A study has shown owners of horses and ponies with equine metabolic syndrome (EMS) can, with veterinary guidance, achieve significant weight loss and improvements in insulin sensitivity, so reducing the risk of laminitis.

The study, “Treatment of equine metabolic syndrome: a clinical case series”, was jointly conducted by vets at the Universities of Liverpool and Edinburgh, and published in the Equine Veterinary Journal.

The study was performed as treatment of EMS is essential to improve insulin sensitivity and reduce the risk of laminitis, but although calorie restriction and increased exercise are the mainstays of treatment, there is potential for poor owner compliance.

The objective of the study was to determine whether significant weight loss, accompanied by improved insulin sensitivity, could be achieved in horses and ponies with EMS when managed by their owners in their normal environment, with veterinary support.

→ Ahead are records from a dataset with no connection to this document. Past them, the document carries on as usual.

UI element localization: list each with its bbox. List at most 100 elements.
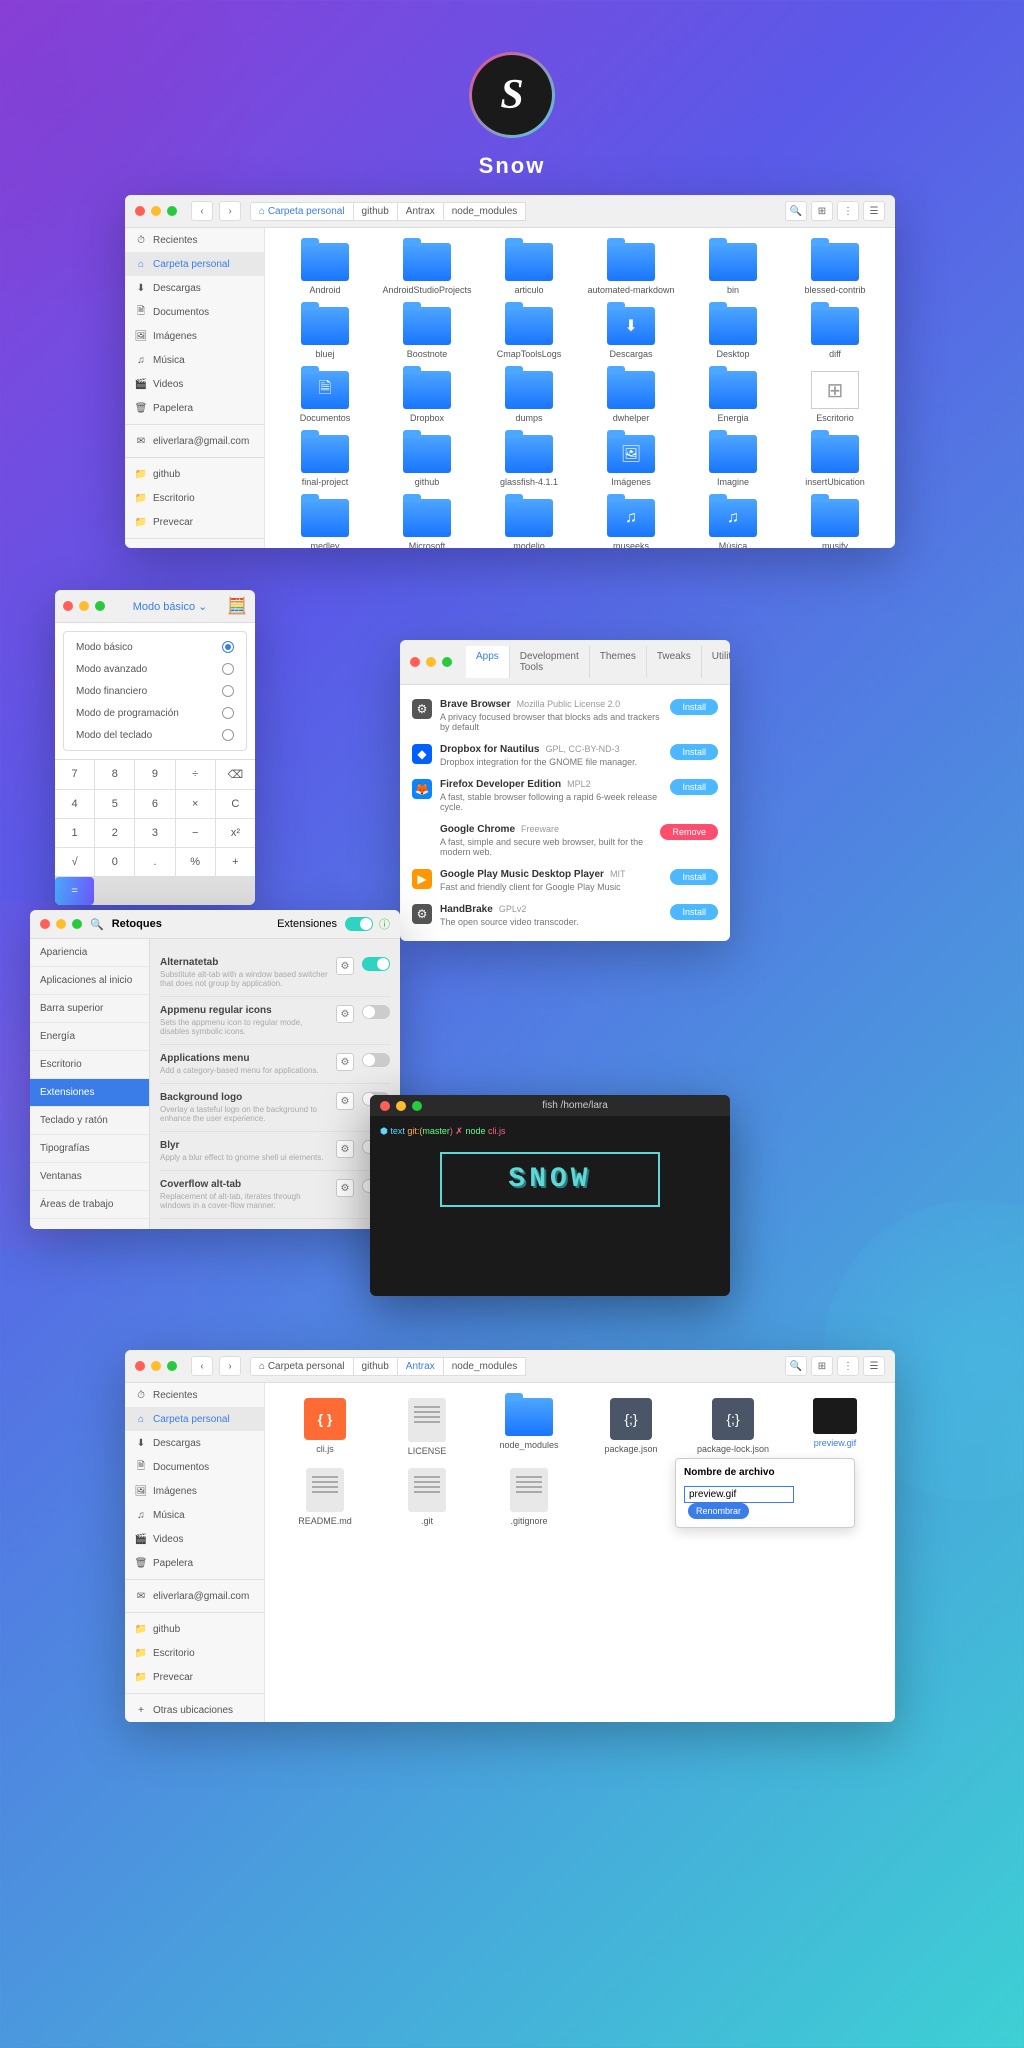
mode-option[interactable]: Modo del teclado: [68, 724, 242, 746]
extension-toggle[interactable]: [362, 1005, 390, 1019]
breadcrumb[interactable]: ⌂ Carpeta personalgithubAntraxnode_modul…: [251, 1357, 526, 1376]
sidebar-item[interactable]: 🗎Documentos: [125, 1455, 264, 1479]
sidebar-item[interactable]: 🖼Imágenes: [125, 324, 264, 348]
gear-icon[interactable]: ⚙: [336, 957, 354, 975]
folder-item[interactable]: ⊞Escritorio: [790, 371, 880, 423]
info-icon[interactable]: ⓘ: [379, 916, 390, 932]
breadcrumb-item[interactable]: github: [353, 1357, 398, 1376]
folder-item[interactable]: dumps: [484, 371, 574, 423]
category-item[interactable]: Teclado y ratón: [30, 1107, 149, 1135]
sidebar-item[interactable]: 📁Prevecar: [125, 1665, 264, 1689]
search-icon[interactable]: 🔍: [785, 1356, 807, 1376]
window-controls[interactable]: [380, 1101, 422, 1111]
sidebar-item[interactable]: ♫Música: [125, 1503, 264, 1527]
window-controls[interactable]: [63, 601, 105, 611]
extension-toggle[interactable]: [362, 1053, 390, 1067]
folder-item[interactable]: musify: [790, 499, 880, 548]
folder-item[interactable]: ⬇Descargas: [586, 307, 676, 359]
app-item[interactable]: ⚙HandBrakeGPLv2The open source video tra…: [412, 898, 718, 933]
sidebar-item[interactable]: ⏱Recientes: [125, 1383, 264, 1407]
app-item[interactable]: 🦊Firefox Developer EditionMPL2A fast, st…: [412, 773, 718, 818]
sidebar-item[interactable]: ✉eliverlara@gmail.com: [125, 1584, 264, 1608]
action-button[interactable]: Install: [670, 779, 718, 795]
calc-key[interactable]: C: [216, 790, 255, 818]
calc-key[interactable]: 1: [55, 819, 94, 847]
view-toggle-icon[interactable]: ⊞: [811, 201, 833, 221]
sidebar-item[interactable]: 🗑Papelera: [125, 1551, 264, 1575]
hamburger-icon[interactable]: ☰: [863, 1356, 885, 1376]
breadcrumb-item[interactable]: Antrax: [397, 1357, 444, 1376]
category-tab[interactable]: Development Tools: [510, 646, 590, 678]
calc-key[interactable]: %: [176, 848, 215, 876]
calc-key[interactable]: −: [176, 819, 215, 847]
category-item[interactable]: Apariencia: [30, 939, 149, 967]
sidebar-item[interactable]: 🗎Documentos: [125, 300, 264, 324]
terminal-body[interactable]: ⬢ text git:(master) ✗ node cli.js SNOW: [370, 1116, 730, 1296]
breadcrumb-item[interactable]: ⌂ Carpeta personal: [250, 1357, 354, 1376]
calc-key[interactable]: =: [55, 877, 94, 905]
window-controls[interactable]: [135, 206, 177, 216]
search-icon[interactable]: 🔍: [90, 918, 104, 931]
gear-icon[interactable]: ⚙: [336, 1092, 354, 1110]
mode-option[interactable]: Modo financiero: [68, 680, 242, 702]
sidebar-item[interactable]: ✉eliverlara@gmail.com: [125, 429, 264, 453]
app-item[interactable]: ●Google ChromeFreewareA fast, simple and…: [412, 818, 718, 863]
back-button[interactable]: ‹: [191, 1356, 213, 1376]
category-item[interactable]: Ventanas: [30, 1163, 149, 1191]
folder-item[interactable]: CmapToolsLogs: [484, 307, 574, 359]
extension-toggle[interactable]: [362, 957, 390, 971]
sidebar-item[interactable]: 📁github: [125, 462, 264, 486]
category-item[interactable]: Extensiones: [30, 1079, 149, 1107]
folder-item[interactable]: modelio: [484, 499, 574, 548]
breadcrumb-item[interactable]: Antrax: [397, 202, 444, 221]
sidebar-item[interactable]: 🗑Papelera: [125, 396, 264, 420]
file-item[interactable]: LICENSE: [382, 1398, 472, 1456]
breadcrumb-item[interactable]: node_modules: [443, 202, 527, 221]
action-button[interactable]: Install: [670, 869, 718, 885]
folder-item[interactable]: 🗎Documentos: [280, 371, 370, 423]
master-toggle[interactable]: [345, 917, 373, 931]
app-item[interactable]: ⚙Brave BrowserMozilla Public License 2.0…: [412, 693, 718, 738]
calc-key[interactable]: 2: [95, 819, 134, 847]
sidebar-item[interactable]: ⌂Carpeta personal: [125, 252, 264, 276]
breadcrumb[interactable]: ⌂ Carpeta personalgithubAntraxnode_modul…: [251, 202, 526, 221]
sidebar-item[interactable]: 🖼Imágenes: [125, 1479, 264, 1503]
category-item[interactable]: Aplicaciones al inicio: [30, 967, 149, 995]
calc-key[interactable]: 5: [95, 790, 134, 818]
folder-item[interactable]: ♫museeks: [586, 499, 676, 548]
forward-button[interactable]: ›: [219, 1356, 241, 1376]
view-toggle-icon[interactable]: ⊞: [811, 1356, 833, 1376]
calc-key[interactable]: x²: [216, 819, 255, 847]
file-item[interactable]: {;}package-lock.json: [688, 1398, 778, 1456]
back-button[interactable]: ‹: [191, 201, 213, 221]
file-item[interactable]: .git: [382, 1468, 472, 1526]
menu-icon[interactable]: ⋮: [837, 1356, 859, 1376]
sidebar-item[interactable]: ⏱Recientes: [125, 228, 264, 252]
sidebar-item[interactable]: 📁github: [125, 1617, 264, 1641]
file-item[interactable]: {;}package.json: [586, 1398, 676, 1456]
calc-key[interactable]: 6: [135, 790, 174, 818]
action-button[interactable]: Install: [670, 744, 718, 760]
category-item[interactable]: Energía: [30, 1023, 149, 1051]
file-item[interactable]: .gitignore: [484, 1468, 574, 1526]
folder-item[interactable]: Dropbox: [382, 371, 472, 423]
gear-icon[interactable]: ⚙: [336, 1179, 354, 1197]
folder-item[interactable]: final-project: [280, 435, 370, 487]
category-item[interactable]: Áreas de trabajo: [30, 1191, 149, 1219]
window-controls[interactable]: [410, 657, 452, 667]
calc-key[interactable]: √: [55, 848, 94, 876]
window-controls[interactable]: [40, 919, 82, 929]
calc-key[interactable]: .: [135, 848, 174, 876]
category-tab[interactable]: Apps: [466, 646, 510, 678]
folder-item[interactable]: Boostnote: [382, 307, 472, 359]
calc-key[interactable]: 9: [135, 760, 174, 789]
sidebar-item[interactable]: +Otras ubicaciones: [125, 1698, 264, 1722]
breadcrumb-item[interactable]: node_modules: [443, 1357, 527, 1376]
action-button[interactable]: Remove: [660, 824, 718, 840]
rename-button[interactable]: Renombrar: [688, 1503, 749, 1519]
sidebar-item[interactable]: 🎬Videos: [125, 1527, 264, 1551]
category-tab[interactable]: Tweaks: [647, 646, 702, 678]
folder-item[interactable]: medley: [280, 499, 370, 548]
gear-icon[interactable]: ⚙: [336, 1005, 354, 1023]
breadcrumb-item[interactable]: github: [353, 202, 398, 221]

The study showed metabolically significant weight loss is achievable in horses and ponies managed by their owners when an individually tailored plan is implemented and veterinary follow-up encouraged.

Weight loss, without concurrent medical therapy, resulted in significant changes in basal and dynamic insulin and glucose measurements consistent with improvement in insulin sensitivity.

It was not possible to determine exactly what contribution the exercise versus weight loss had on the improvements in insulin sensitivity, and further controlled research studies are warranted to look at specific effects of exercise in horses and ponies with EMS.